🤖 AI Summary
This work addresses the degradation of gradient signal-to-noise ratio (SNR) in importance-weighted evidence lower bound (IW-ELBO) optimization within Euclidean space, which hampers the efficiency of variational inference as the number of samples increases. To overcome this limitation, the authors propose a novel approach that formulates IW-ELBO optimization on the Bures–Wasserstein geometry, leveraging the 2-Wasserstein metric on the manifold of Gaussian distributions. By deriving and projecting Wasserstein gradients, they develop an efficient and scalable Gaussian variational inference algorithm. Theoretical analysis demonstrates that the gradient SNR of the proposed method grows at a rate of Ω(√K) with respect to the number of samples K, substantially outperforming Euclidean-based methods. The framework naturally extends to variational Rényi importance-weighted autoencoder bounds. Empirical results confirm superior approximation accuracy and enhanced optimization stability under large sample regimes compared to existing baselines.
📝 Abstract
The Importance-Weighted Evidence Lower Bound (IW-ELBO) has emerged as an effective objective for variational inference (VI), tightening the standard ELBO and mitigating the mode-seeking behaviour.

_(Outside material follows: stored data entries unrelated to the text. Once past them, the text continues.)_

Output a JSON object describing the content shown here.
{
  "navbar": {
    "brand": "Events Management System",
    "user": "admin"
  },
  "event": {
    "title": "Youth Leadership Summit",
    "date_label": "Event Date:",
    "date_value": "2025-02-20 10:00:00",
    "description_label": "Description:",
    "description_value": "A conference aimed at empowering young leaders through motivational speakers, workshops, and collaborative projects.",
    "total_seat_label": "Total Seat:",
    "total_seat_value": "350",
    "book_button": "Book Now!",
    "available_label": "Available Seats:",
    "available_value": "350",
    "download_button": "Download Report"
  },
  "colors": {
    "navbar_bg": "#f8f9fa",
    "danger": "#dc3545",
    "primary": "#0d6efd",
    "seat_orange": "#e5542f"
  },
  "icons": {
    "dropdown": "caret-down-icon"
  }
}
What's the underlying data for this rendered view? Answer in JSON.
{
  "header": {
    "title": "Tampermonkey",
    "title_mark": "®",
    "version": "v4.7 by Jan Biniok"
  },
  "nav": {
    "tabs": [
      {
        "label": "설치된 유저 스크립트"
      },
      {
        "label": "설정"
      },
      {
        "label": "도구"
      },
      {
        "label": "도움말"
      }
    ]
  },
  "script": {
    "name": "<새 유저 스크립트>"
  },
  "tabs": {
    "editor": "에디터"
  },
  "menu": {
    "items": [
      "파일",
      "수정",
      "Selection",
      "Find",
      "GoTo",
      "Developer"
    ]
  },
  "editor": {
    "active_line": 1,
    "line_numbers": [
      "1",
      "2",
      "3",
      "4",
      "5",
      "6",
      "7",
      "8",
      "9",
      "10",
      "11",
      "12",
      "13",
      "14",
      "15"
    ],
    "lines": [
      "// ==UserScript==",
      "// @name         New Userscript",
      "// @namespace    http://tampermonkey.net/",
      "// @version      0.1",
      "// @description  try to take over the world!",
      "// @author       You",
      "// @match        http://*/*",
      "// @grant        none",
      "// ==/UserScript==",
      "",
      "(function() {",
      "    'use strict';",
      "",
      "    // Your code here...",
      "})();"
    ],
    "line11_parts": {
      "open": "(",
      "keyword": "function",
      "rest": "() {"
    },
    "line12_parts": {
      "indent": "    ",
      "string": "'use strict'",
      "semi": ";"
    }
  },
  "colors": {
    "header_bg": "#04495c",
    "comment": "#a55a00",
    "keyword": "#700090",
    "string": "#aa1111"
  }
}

However, optimizing the IW-ELBO in Euclidean space is often inefficient, as its gradient estimators suffer from a vanishing signal-to-noise ratio (SNR). This paper formulates the optimisation of the IW-ELBO in Bures-Wasserstein space, a manifold of Gaussian distributions equipped with the 2-Wasserstein metric. We derive the Wasserstein gradient of the IW-ELBO and project it onto the Bures-Wasserstein space to yield a tractable algorithm for Gaussian VI. A pivotal contribution of our analysis concerns the stability of the gradient estimator. While the SNR of the standard Euclidean gradient estimator is known to vanish as the number of importance samples $K$ increases, we prove that the SNR of the Wasserstein gradient scales favourably as $\Omega(\sqrt{K})$, ensuring optimisation efficiency even for large $K$. We further extend this geometric analysis to the Variational R\'enyi Importance-Weighted Autoencoder bound, establishing analogous stability guarantees. Experiments demonstrate that the proposed framework achieves superior approximation performance compared to other baselines.